Jorge, Isabel e Bruna também
respondem por duplo homicídio triplamente qualificado, falsidade ideológica,
estelionato, ocultação de cadáver e falsificação de documentos. Esses processos
se referem aos crimes cometidos contra Giselly Helena da Silva e de Alexandra
da Silva Falcão, em Garanhuns, no Agreste do Estado, em 2012. Foi a partir do
desaparecimento dessas vítimas que a morte de Jéssica foi descoberta. Os casos
do Interior correm em segredo de Justiça e serão julgados em outra sessão ainda
sem data marcada.
Os crimes
Jéssica Camila da Silva Pereira,
que tinha 17 anos na época, foi morta dentro da casa do trio. Segundo a
denúncia do Ministério Público de Pernambuco (MPPE), a jovem vendia doces na
rua antes de ser convidada a trabalhar na residência. Lá, ficou em cárcere
privado até ser morta. A filha dela, que, na época, tinha cerca de um ano de
idade e morava no imóvel, não presenciou os crimes.

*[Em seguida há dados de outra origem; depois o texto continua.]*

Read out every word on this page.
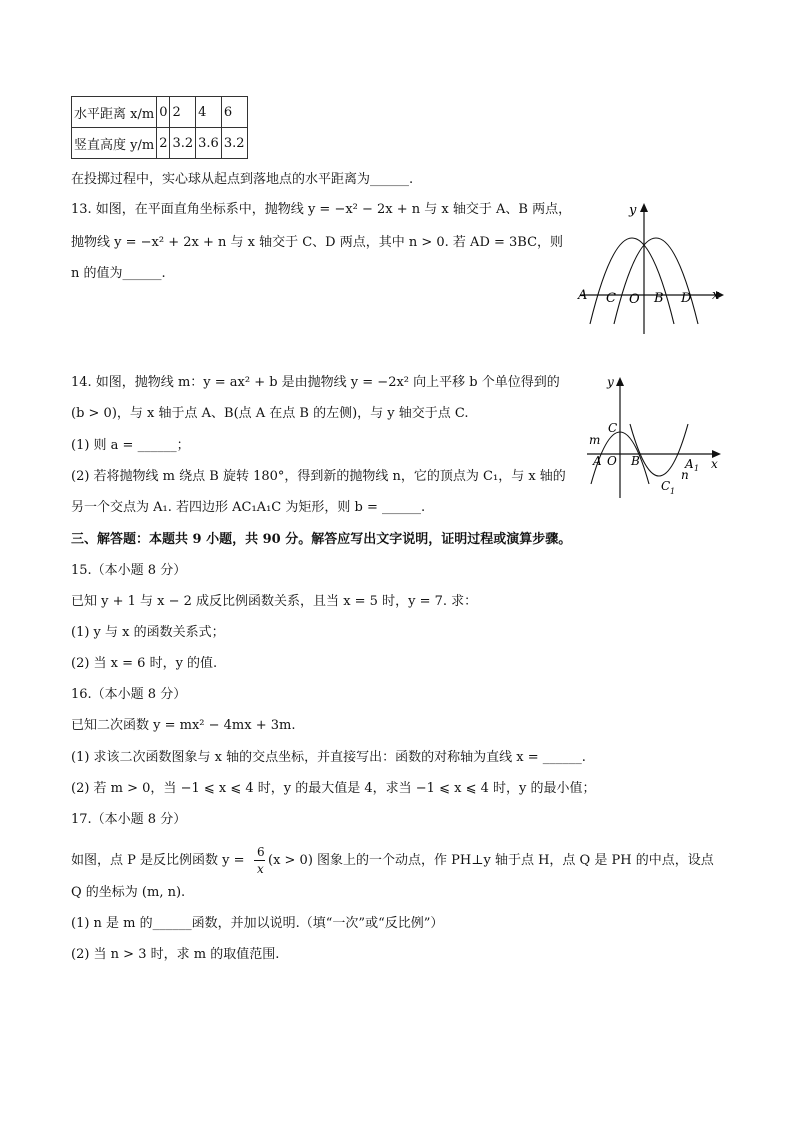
水平距离 x/m	0	2	4	6
竖直高度 y/m	2	3.2	3.6	3.2
在投掷过程中，实心球从起点到落地点的水平距离为______.
13. 如图，在平面直角坐标系中，抛物线 y = −x² − 2x + n 与 x 轴交于 A、B 两点，
抛物线 y = −x² + 2x + n 与 x 轴交于 C、D 两点，其中 n > 0. 若 AD = 3BC，则
n 的值为______.
y
x
A C O B D
14. 如图，抛物线 m：y = ax² + b 是由抛物线 y = −2x² 向上平移 b 个单位得到的
(b > 0)，与 x 轴于点 A、B(点 A 在点 B 的左侧)，与 y 轴交于点 C.
(1) 则 a = ______；
(2) 若将抛物线 m 绕点 B 旋转 180°，得到新的抛物线 n，它的顶点为 C₁，与 x 轴的
另一个交点为 A₁. 若四边形 AC₁A₁C 为矩形，则 b = ______.
y
x
m
C
A O B	A 1
n
C 1
三、解答题：本题共 9 小题，共 90 分。解答应写出文字说明，证明过程或演算步骤。
15.（本小题 8 分）
已知 y + 1 与 x − 2 成反比例函数关系，且当 x = 5 时，y = 7. 求：
(1) y 与 x 的函数关系式；
(2) 当 x = 6 时，y 的值.
16.（本小题 8 分）
已知二次函数 y = mx² − 4mx + 3m.
(1) 求该二次函数图象与 x 轴的交点坐标，并直接写出：函数的对称轴为直线 x = ______.
(2) 若 m > 0，当 −1 ⩽ x ⩽ 4 时，y 的最大值是 4，求当 −1 ⩽ x ⩽ 4 时，y 的最小值；
17.（本小题 8 分）
如图，点 P 是反比例函数 y =
6
x
(x > 0) 图象上的一个动点，作 PH⊥y 轴于点 H，点 Q 是 PH 的中点，设点
Q 的坐标为 (m, n).
(1) n 是 m 的______函数，并加以说明.（填“一次”或“反比例”）
(2) 当 n > 3 时，求 m 的取值范围.
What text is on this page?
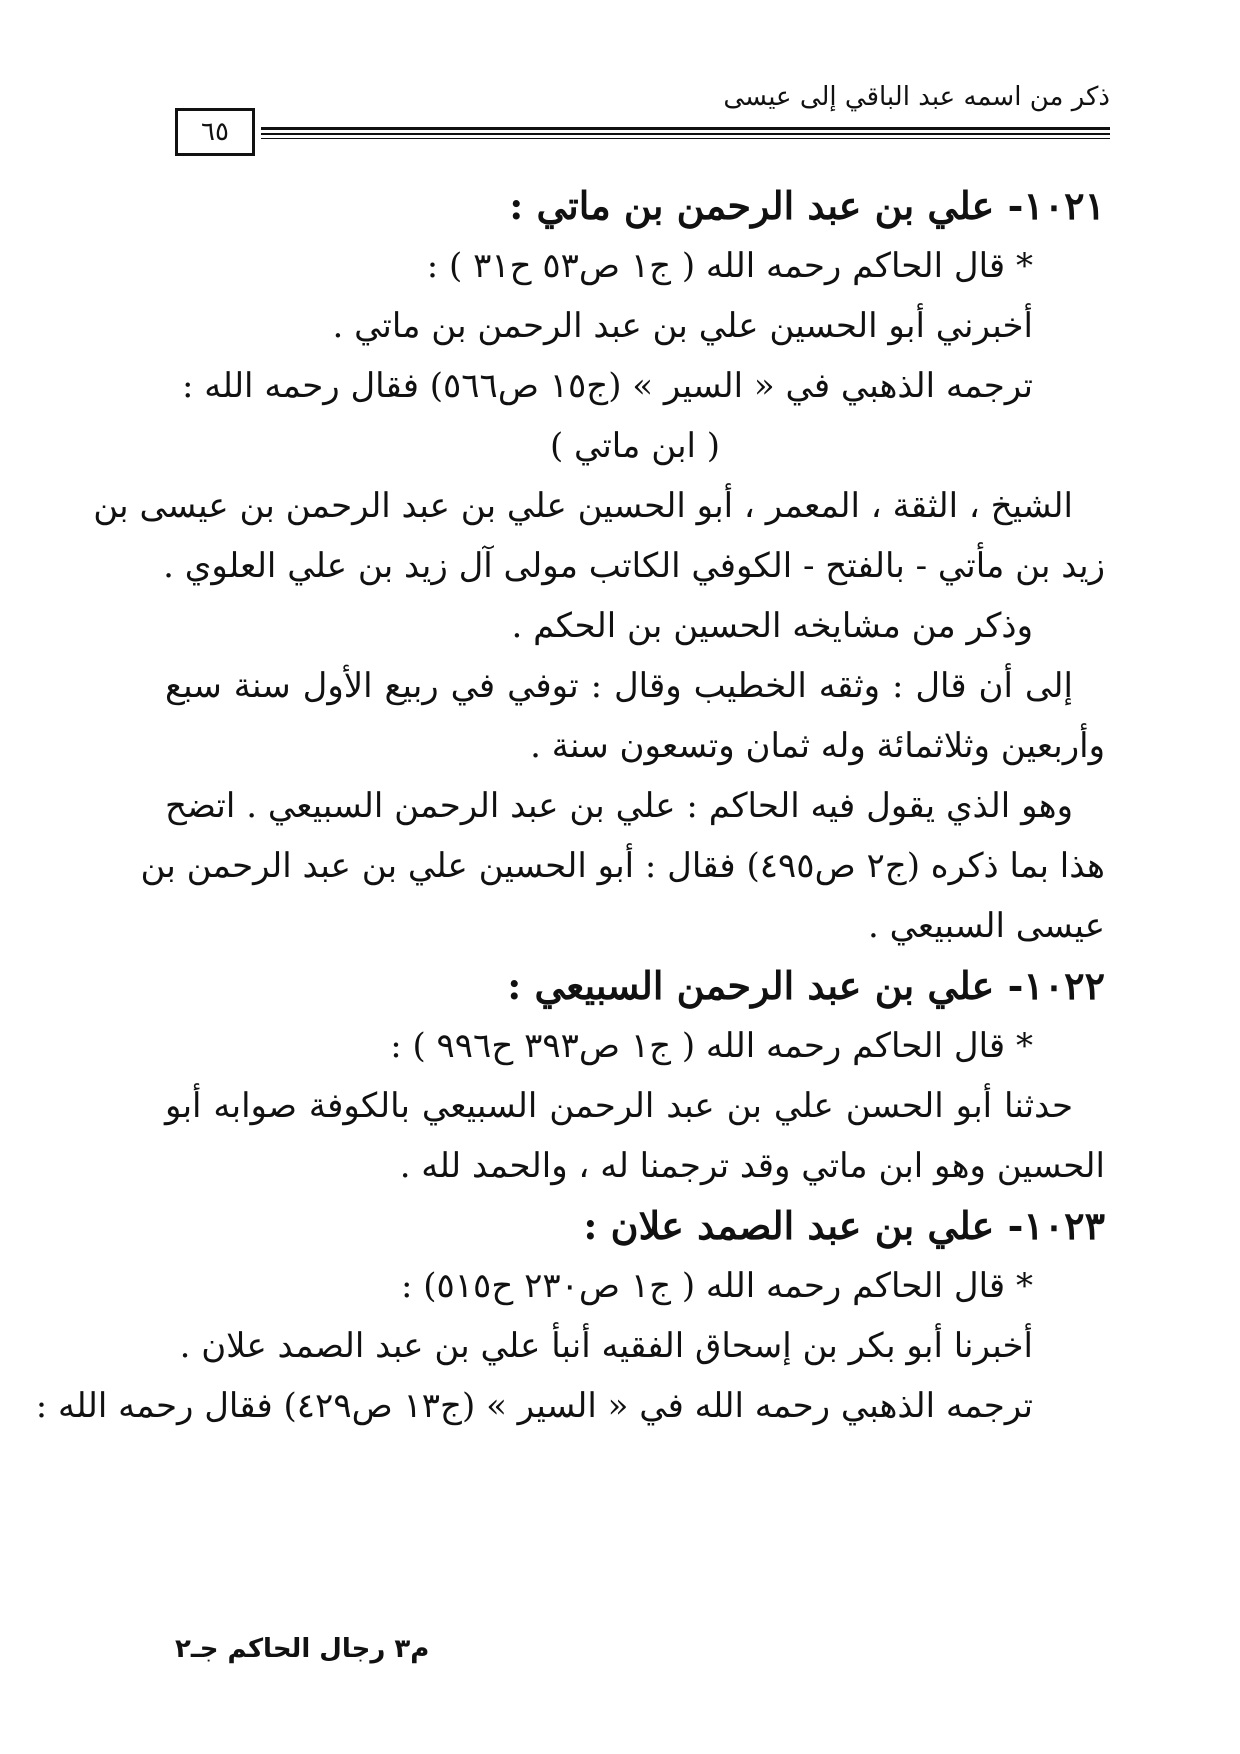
ذكر من اسمه عبد الباقي إلى عيسى
٦٥
١٠٢١- علي بن عبد الرحمن بن ماتي :
* قال الحاكم رحمه الله ( ج١ ص٥٣ ح٣١ ) :
أخبرني أبو الحسين علي بن عبد الرحمن بن ماتي .
ترجمه الذهبي في « السير » (ج١٥ ص٥٦٦) فقال رحمه الله :
( ابن ماتي )
الشيخ ، الثقة ، المعمر ، أبو الحسين علي بن عبد الرحمن بن عيسى بن
زيد بن مأتي - بالفتح - الكوفي الكاتب مولى آل زيد بن علي العلوي .
وذكر من مشايخه الحسين بن الحكم .
إلى أن قال : وثقه الخطيب وقال : توفي في ربيع الأول سنة سبع
وأربعين وثلاثمائة وله ثمان وتسعون سنة .
وهو الذي يقول فيه الحاكم : علي بن عبد الرحمن السبيعي . اتضح
هذا بما ذكره (ج٢ ص٤٩٥) فقال : أبو الحسين علي بن عبد الرحمن بن
عيسى السبيعي .
١٠٢٢- علي بن عبد الرحمن السبيعي :
* قال الحاكم رحمه الله ( ج١ ص٣٩٣ ح٩٩٦ ) :
حدثنا أبو الحسن علي بن عبد الرحمن السبيعي بالكوفة صوابه أبو
الحسين وهو ابن ماتي وقد ترجمنا له ، والحمد لله .
١٠٢٣- علي بن عبد الصمد علان :
* قال الحاكم رحمه الله ( ج١ ص٢٣٠ ح٥١٥) :
أخبرنا أبو بكر بن إسحاق الفقيه أنبأ علي بن عبد الصمد علان .
ترجمه الذهبي رحمه الله في « السير » (ج١٣ ص٤٢٩) فقال رحمه الله :
م٣ رجال الحاكم جـ٢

A criança, no entanto,
teria sido induzida a comer partes do corpo da própria mãe.
Os detalhes foram confessados, em
juízo, pelos próprios réus, que disseram que Jéssica foi atingida por uma
facada na jugular. Isabel e Bruna relataram que somente ajudaram a segurar a
vítima durante o assassinato. Já o esquartejamento teria sido realizado por
Jorge. O corpo foi cortado e teve as partes consideradas nobres pelos
“canibais”, como as coxas e as nádegas, comidas em um ritual visto por eles
como de purificação. Os restos mortais foram cimentados na parede do imóvel.

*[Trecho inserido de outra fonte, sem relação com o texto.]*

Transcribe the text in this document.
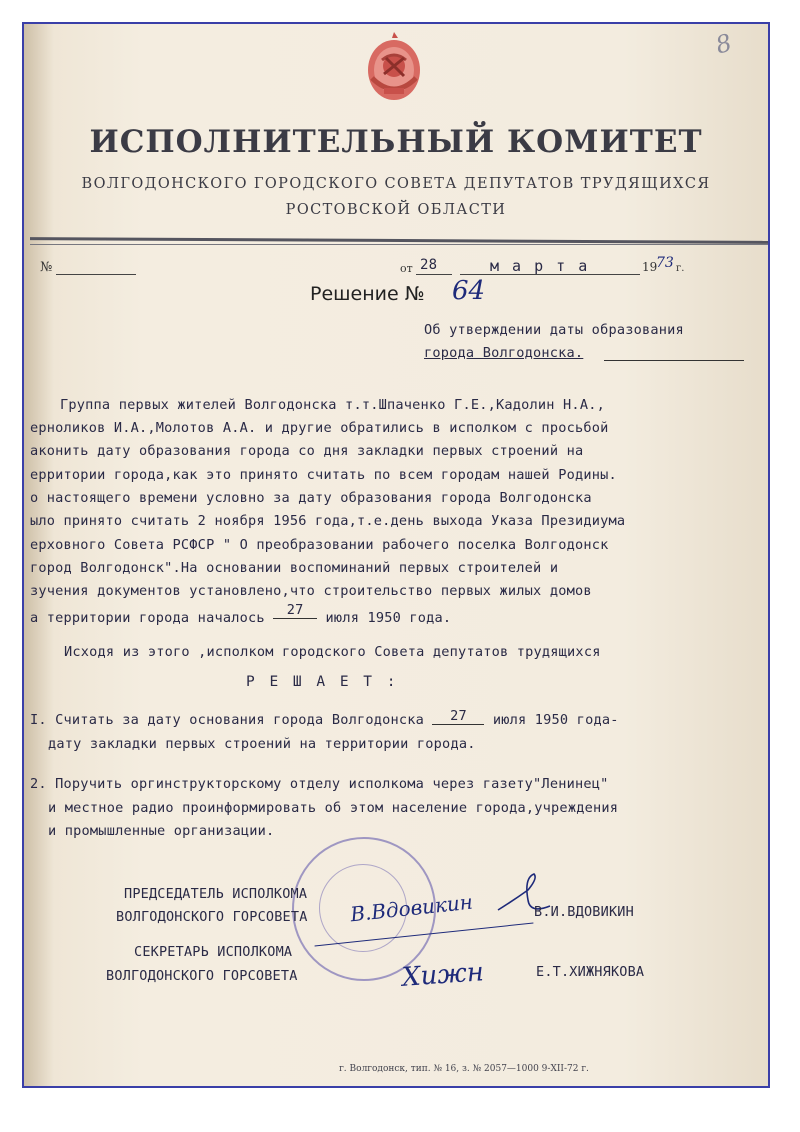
8
ИСПОЛНИТЕЛЬНЫЙ КОМИТЕТ
ВОЛГОДОНСКОГО ГОРОДСКОГО СОВЕТА ДЕПУТАТОВ ТРУДЯЩИХСЯ
РОСТОВСКОЙ ОБЛАСТИ
№	от 28	м а р т а	19
73 г.
Решение № 64
Об утверждении даты образования
города Волгодонска.
Группа первых жителей Волгодонска т.т.Шпаченко Г.Е.,Кадолин Н.А.,
ерноликов И.А.,Молотов А.А. и другие обратились в исполком с просьбой
аконить дату образования города со дня закладки первых строений на
ерритории города,как это принято считать по всем городам нашей Родины.
о настоящего времени условно за дату образования города Волгодонска
ыло принято считать 2 ноября 1956 года,т.е.день выхода Указа Президиума
ерховного Совета РСФСР " О преобразовании рабочего поселка Волгодонск
город Волгодонск".На основании воспоминаний первых строителей и
зучения документов установлено,что строительство первых жилых домов
а территории города началось 27 июля 1950 года.
Исходя из этого ,исполком городского Совета депутатов трудящихся
Р Е Ш А Е Т :
I. Считать за дату основания города Волгодонска 27 июля 1950 года-
дату закладки первых строений на территории города.
2. Поручить оргинструкторскому отделу исполкома через газету"Ленинец"
и местное радио проинформировать об этом население города,учреждения
и промышленные организации.
ПРЕДСЕДАТЕЛЬ ИСПОЛКОМА
ВОЛГОДОНСКОГО ГОРСОВЕТА В.Вдовикин	В.И.ВДОВИКИН
СЕКРЕТАРЬ ИСПОЛКОМА
ВОЛГОДОНСКОГО ГОРСОВЕТА	Хижн	Е.Т.ХИЖНЯКОВА
г. Волгодонск, тип. № 16, з. № 2057—1000 9-XII-72 г.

Os crimes só foram descobertos em
2012, quando os policiais de Garanhuns investigavam um possível caso de
estelionato. Isso porque Bruna, após a morte de Jéssica, passou a utilizar os
documentos e os cartões de crédito feitos no nome da vítima. Como as faturas
começaram a chegar à casa de uma tia da jovem, a Polícia foi acionada. Além da
identidade da garota, o trio se apossou da filha dela e até registrou-a, tendo
Jorge como pai. Após chegarem à autora do crime de falsidade ideológica, os
investigadores desvendaram a trama macabra.
O julgamento
Em seu depoimento, ainda na
quinta-feira (13) - primeiro dia do julgamento -, Isabel negou a polêmica
declaração, dada quando foi presa, de que teria recheado coxinhas com a carne
de outras duas mulheres mortas pelo trio em fevereiro e março de 2012. Ela
alegou ter dito isso para que as autoridades responsáveis pelas investigações
considerassem necessária sua internação no Hospital de Custódia e Tratamento
Psiquiátrico (HCTP), para onde o marido, Jorge, e Bruna tinham sido levados.
Ela também se declarou “dependente emocionalmente” do companheiro.
Ao longo do julgamento, no
entanto, os responsáveis pela defesa dos réus não se entenderam sobre alguns
pontos. Os advogados de Isabel e de Bruna, por exemplo, disseram que suas
clientes agiram porque foram coagidas pelo réu, que era marido da primeira e
amante da segunda. Já a defensora pública de Jorge, no entanto, insistiu em
tentar provar que o homem sofre de problemas mentais, apesar de laudos e
testemunhos apresentados em juízo comprovarem o contrário.
Os réus respondiam pelos crimes
de homicídio quadruplamente qualificado (o motivo fútil, o emprego de meio
cruel, o fato de não ter sido dada à vítima chance de defesa e a finalidade de
assegurar a realização de outras práticas criminosas), vilipêndio (violação do
corpo, equivalente ao esquartejamento e canibalismo) e ocultação de cadáver.